Speaking during a panel session at the 2023 Induction Programme for incoming and returning governors in Abuja, Soludo suggested that the Debt Management Office (DMO) should function as a federation agency rather than a federal government agency, an arrangement, he said, will enable it effectively oversee the debt management of both states and the federal government.

“The Federal Government’s recklessness is evident in their disregard for the set benchmarks, such as the debt service to revenue ratio of 40 per cent”, Soludo said.

“These benchmarks are only enforced when it comes to states, while the Federal Government blatantly violates them. The Federal Government, without any regard for the law, goes ahead and accumulates trillions of debt, leading to soaring inflation. These are critical issues that need to be addressed in the future, and I sympathise with you, director general”.

But the Presidency has explained that the high inflation in the country is a world-wide problem, which no nation is immune to following the global economic downturn and the COVID-19 pandemic.

The President’s spokesman, Malam Garba Shehu, stated this while reacting to a media report tying the rise in inflation to the Muhammadu Buhari administration.

”Anybody, who promotes this kind of thinking is telling the whole world that they either don’t know what is happening all over the world or they are not paying attention to the facts”, Shehu had argued.

Beyond monetary policy

In response to the persistent inflationary pressures, the CBN has taken the approach of fighting inflation by raising interest rates. The bank has raised rates from 11.5% to 18%, resulting in a whopping 650 basis point increase.

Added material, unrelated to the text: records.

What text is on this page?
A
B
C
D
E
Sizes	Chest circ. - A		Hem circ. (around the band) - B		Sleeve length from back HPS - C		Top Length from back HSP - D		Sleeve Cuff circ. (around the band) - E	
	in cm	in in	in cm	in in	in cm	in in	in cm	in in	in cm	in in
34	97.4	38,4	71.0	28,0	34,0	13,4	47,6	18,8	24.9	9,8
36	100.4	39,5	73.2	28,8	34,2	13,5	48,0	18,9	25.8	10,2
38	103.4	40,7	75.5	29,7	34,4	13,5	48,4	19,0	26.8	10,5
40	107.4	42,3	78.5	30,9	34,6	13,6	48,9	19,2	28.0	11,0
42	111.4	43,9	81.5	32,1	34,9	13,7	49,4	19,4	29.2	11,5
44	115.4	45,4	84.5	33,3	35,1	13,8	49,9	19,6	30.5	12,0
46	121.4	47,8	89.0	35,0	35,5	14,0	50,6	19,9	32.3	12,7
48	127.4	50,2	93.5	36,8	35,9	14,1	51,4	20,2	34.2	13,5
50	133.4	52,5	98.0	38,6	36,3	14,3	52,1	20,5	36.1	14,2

The unprecedented rise in rates is aimed at reducing the pace of inflation, regardless of the consequences.

But Nigeria’s inflation has remained stubbornly high, despite increases in benchmark interest rate, as well as, attempts to stifle consumer demand through reducing cash-in-circulation.

It is expected that the unrelenting spikes in inflation will heavily influence the central bank’s decision at the next monetary policy meeting, which is around the corner.

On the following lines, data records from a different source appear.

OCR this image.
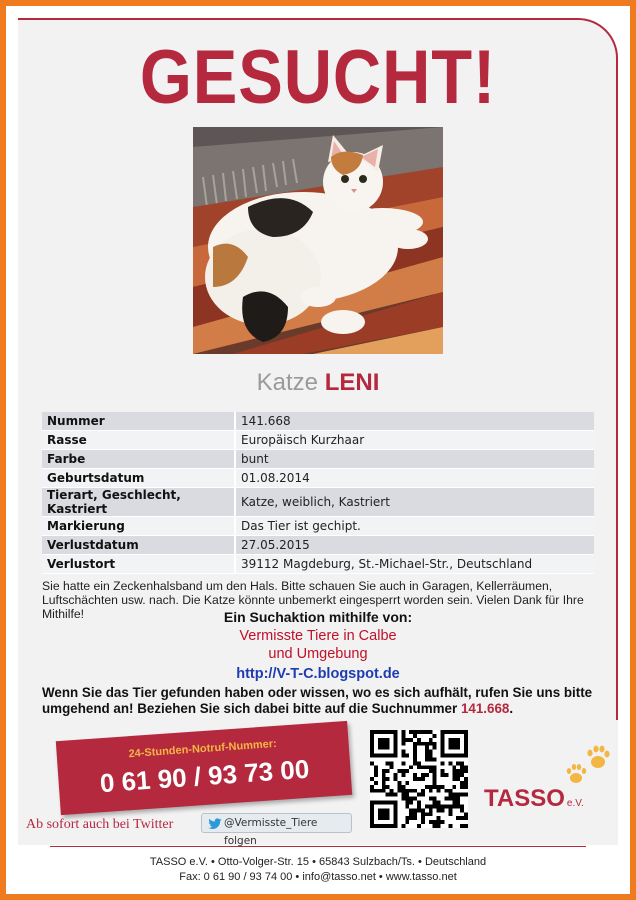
GESUCHT!
Katze LENI
Nummer	141.668
Rasse	Europäisch Kurzhaar
Farbe	bunt
Geburtsdatum	01.08.2014
Tierart, Geschlecht, Kastriert	Katze, weiblich, Kastriert
Markierung	Das Tier ist gechipt.
Verlustdatum	27.05.2015
Verlustort	39112 Magdeburg, St.-Michael-Str., Deutschland
Sie hatte ein Zeckenhalsband um den Hals. Bitte schauen Sie auch in Garagen, Kellerräumen, Luftschächten usw. nach. Die Katze könnte unbemerkt eingesperrt worden sein. Vielen Dank für Ihre Mithilfe!	Ein Suchaktion mithilfe von:
Vermisste Tiere in Calbe
und Umgebung
http://V-T-C.blogspot.de
Wenn Sie das Tier gefunden haben oder wissen, wo es sich aufhält, rufen Sie uns bitte umgehend an! Beziehen Sie sich dabei bitte auf die Suchnummer 141.668.
24-Stunden-Notruf-Nummer:
0 61 90 / 93 73 00
Ab sofort auch bei Twitter	@Vermisste_Tiere folgen
TASSO e.V.
TASSO e.V. • Otto-Volger-Str. 15 • 65843 Sulzbach/Ts. • Deutschland
Fax: 0 61 90 / 93 74 00 • info@tasso.net • www.tasso.net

In a chat with our correspondent, an economist, Dr. Francis Anyanwu, noted that it is crucial for the CBN to reassess its approach and consider taking more decisive and comprehensive measures to address the alarming inflation rate.


Dr Anyanwu said, “Raising interest rates alone may not be sufficient to curb inflation, as evidenced by the recent data. While it is essential to tighten monetary policy to reduce liquidity in the economy and curb excessive consumer demand, the CBN needs to go beyond interest rate adjustments to achieve lasting results.

“One area the CBN should focus on is tackling the root causes of inflation and going hard with policies that bite and not just bark. This can be grouped into real-sector root causes and financial services root causes.”

Last month, Oyeyemi Kale, KPMG Nigeria’s chief economist and former Statistician-General of the federation, warned that policy measures aimed at controlling spending may not be the best strategy for moderating inflation.

He was reacting to recent policies (interest rate hike, and the naira redesign policy) by the CBN aimed at curbing the current inflationary trend in Nigeria.

According to Kale, following the CBN’s naira redesign policy, currency in circulation has dropped from N3.28trn in December 2022 to N1.38 trn in January and to an estimated N982.09b in February 2023, representing a 235 percent decline.

“It was expected that the scarcity of redesigned notes, which caused a cash crunch in the economy since January 2023, would stimulate a slowdown in demand-pull inflation, especially given the series of interest rate hikes from the central bank (500 basis points since May 2022). This has, however, not happened yet,” he said.

“This might indicate a drop in output below effective demand, despite the cash crunch, with some producers of goods and services whose activities are cash-based facing challenges purchasing inputs for production or replacing their stock and distributing them across the country.”